También está en el aire la gestión del Ballet Español de la Comunidad de Madrid, una entidad recién creada a imagen y semejanza de quien había sido desde 2019 uno de los principales asesores de la presidenta, no solo para temas de Educación, también sobre todo lo que tiene que ver con el concepto de Hispanidad. Castillo Algarra ha dimitido esta mañana del patronato de la institución recién creada en la Comunidad de Madrid. En su renuncia, alega “razones de coherencia política” y “por completo ajenas al ballet”.
Quienes han tratado a Castillo Algarra, apodado como Rasputín, le han escuchado defender tesis “supremacistas” sobre lo que fue el “imperio español” y aseguran que está detrás del relanzamiento de la semana de la hispanidad en la que la Comunidad de Madrid ha invertido estos últimos años varios millones de euros para conmemorar el 12 de marzo con actuaciones como la de Gloria Estefan.
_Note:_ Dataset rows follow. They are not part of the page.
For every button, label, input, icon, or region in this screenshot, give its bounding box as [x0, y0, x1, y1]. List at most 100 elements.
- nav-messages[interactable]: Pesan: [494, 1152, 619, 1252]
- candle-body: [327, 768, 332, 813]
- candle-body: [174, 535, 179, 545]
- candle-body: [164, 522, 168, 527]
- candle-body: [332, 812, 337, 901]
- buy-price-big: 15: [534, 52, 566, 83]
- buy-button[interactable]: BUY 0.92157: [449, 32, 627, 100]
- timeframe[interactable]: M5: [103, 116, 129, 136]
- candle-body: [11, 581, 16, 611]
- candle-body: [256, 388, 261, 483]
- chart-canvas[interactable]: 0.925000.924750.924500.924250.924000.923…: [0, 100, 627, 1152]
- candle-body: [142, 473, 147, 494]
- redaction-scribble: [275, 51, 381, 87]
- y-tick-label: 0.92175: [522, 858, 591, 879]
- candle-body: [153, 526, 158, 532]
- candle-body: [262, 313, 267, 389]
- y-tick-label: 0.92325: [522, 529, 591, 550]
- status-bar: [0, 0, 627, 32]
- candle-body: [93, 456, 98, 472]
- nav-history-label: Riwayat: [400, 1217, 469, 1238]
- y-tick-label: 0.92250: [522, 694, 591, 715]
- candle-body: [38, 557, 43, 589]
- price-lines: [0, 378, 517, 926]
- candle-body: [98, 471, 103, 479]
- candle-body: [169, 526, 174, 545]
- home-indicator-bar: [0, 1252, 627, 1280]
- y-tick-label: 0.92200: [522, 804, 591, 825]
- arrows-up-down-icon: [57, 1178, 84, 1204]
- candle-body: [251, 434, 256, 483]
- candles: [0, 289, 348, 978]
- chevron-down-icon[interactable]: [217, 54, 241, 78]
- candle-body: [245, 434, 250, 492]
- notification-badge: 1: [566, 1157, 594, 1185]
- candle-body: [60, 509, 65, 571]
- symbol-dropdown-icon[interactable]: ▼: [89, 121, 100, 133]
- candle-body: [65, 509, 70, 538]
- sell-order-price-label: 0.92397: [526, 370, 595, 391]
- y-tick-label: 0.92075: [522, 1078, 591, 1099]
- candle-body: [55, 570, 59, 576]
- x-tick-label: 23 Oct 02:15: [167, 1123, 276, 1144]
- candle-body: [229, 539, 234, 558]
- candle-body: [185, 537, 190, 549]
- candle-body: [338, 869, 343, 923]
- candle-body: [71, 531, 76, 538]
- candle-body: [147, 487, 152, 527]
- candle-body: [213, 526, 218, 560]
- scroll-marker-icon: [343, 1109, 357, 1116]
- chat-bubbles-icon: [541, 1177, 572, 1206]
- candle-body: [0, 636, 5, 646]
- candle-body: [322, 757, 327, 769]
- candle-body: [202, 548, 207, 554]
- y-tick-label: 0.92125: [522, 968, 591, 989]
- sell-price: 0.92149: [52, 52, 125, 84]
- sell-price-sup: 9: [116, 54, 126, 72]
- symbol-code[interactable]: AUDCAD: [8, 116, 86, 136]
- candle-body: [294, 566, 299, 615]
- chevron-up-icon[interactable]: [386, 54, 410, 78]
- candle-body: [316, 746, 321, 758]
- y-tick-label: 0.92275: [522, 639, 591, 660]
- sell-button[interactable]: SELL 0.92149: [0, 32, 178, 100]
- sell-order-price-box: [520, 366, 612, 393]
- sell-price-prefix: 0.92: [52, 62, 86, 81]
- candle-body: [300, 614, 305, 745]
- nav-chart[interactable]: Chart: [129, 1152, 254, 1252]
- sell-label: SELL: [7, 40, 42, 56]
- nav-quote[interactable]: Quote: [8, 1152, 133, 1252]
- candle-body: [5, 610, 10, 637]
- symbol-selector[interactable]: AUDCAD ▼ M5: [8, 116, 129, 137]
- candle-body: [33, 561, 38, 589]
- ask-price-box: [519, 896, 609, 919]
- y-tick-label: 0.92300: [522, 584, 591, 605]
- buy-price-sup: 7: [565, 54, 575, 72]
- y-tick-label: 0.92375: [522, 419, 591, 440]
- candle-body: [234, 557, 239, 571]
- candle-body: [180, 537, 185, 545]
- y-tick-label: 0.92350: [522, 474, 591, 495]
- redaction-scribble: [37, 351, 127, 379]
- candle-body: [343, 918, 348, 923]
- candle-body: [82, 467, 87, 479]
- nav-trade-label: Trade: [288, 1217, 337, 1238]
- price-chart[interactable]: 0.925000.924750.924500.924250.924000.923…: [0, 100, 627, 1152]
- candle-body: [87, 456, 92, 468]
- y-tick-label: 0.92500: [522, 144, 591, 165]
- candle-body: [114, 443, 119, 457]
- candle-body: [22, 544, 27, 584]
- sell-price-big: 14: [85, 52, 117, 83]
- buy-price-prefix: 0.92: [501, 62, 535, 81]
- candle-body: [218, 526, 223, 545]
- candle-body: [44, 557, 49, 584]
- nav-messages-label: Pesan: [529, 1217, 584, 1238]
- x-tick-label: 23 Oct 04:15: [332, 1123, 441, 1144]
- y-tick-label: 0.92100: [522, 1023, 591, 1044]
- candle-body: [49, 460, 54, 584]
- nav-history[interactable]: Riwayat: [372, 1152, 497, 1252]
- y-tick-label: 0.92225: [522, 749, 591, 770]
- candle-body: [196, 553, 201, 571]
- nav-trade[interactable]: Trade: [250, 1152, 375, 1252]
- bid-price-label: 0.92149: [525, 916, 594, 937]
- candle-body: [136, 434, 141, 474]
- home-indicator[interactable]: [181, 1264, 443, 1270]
La influencia por tanto del denominado como gurú de Ayuso no se acababa en la Consejería de Educación, donde era total, sino que se había extendido a la de Cultura, que preside Mariano de Paco, un dirigente que no forma parte del grupo de Los Pocholos pero que tiene en su mano la continuidad del Ballet Español, ya sin Algarra, y también la del director general de Enseñenzas Artísticas, Miguel Olite.
En su despedida del ballet, el dramaturgo y asesor de la presidenta ha agradecido al consejero su constante “apoyo, confianza, consejo y amistad”. Caído en desgracia todo su grupo, del que formaban parte los diputados Pablo Posse, Mónica Lavín, y Carlota Pasarón, dirigentes del PP de Madrid, se preguntaban en las últimas horas si era sostenible la continuidad de Castillo Algarra en una institución que se creó a su medida. Hasta esta semana, su criterio había condicionado la programación de los Teatros del Canal de Isabel II, donde se llegó a representar el último espectáculo que dirige y representa, El gran teatro del mundo, una adaptación de la obra de Calderón de la Barca.
Castillo Algarra no ha atendido las llamadas y mensajes de elDiario.es. Mientras la dirección del partido se esfuerza en simular normalidad tras la salida de Viciana del gobierno y su sustitución por una persona de la máxima confianza de Ayuso, Mercedes Zarzalejo, y asegura que el grupo parlamentario acabará reforzado con la llegada de tres perfiles asociados al mundo municipal y que tomarán posesión de sus actas en el próximo pleno de la Asamblea fijado para este jueves.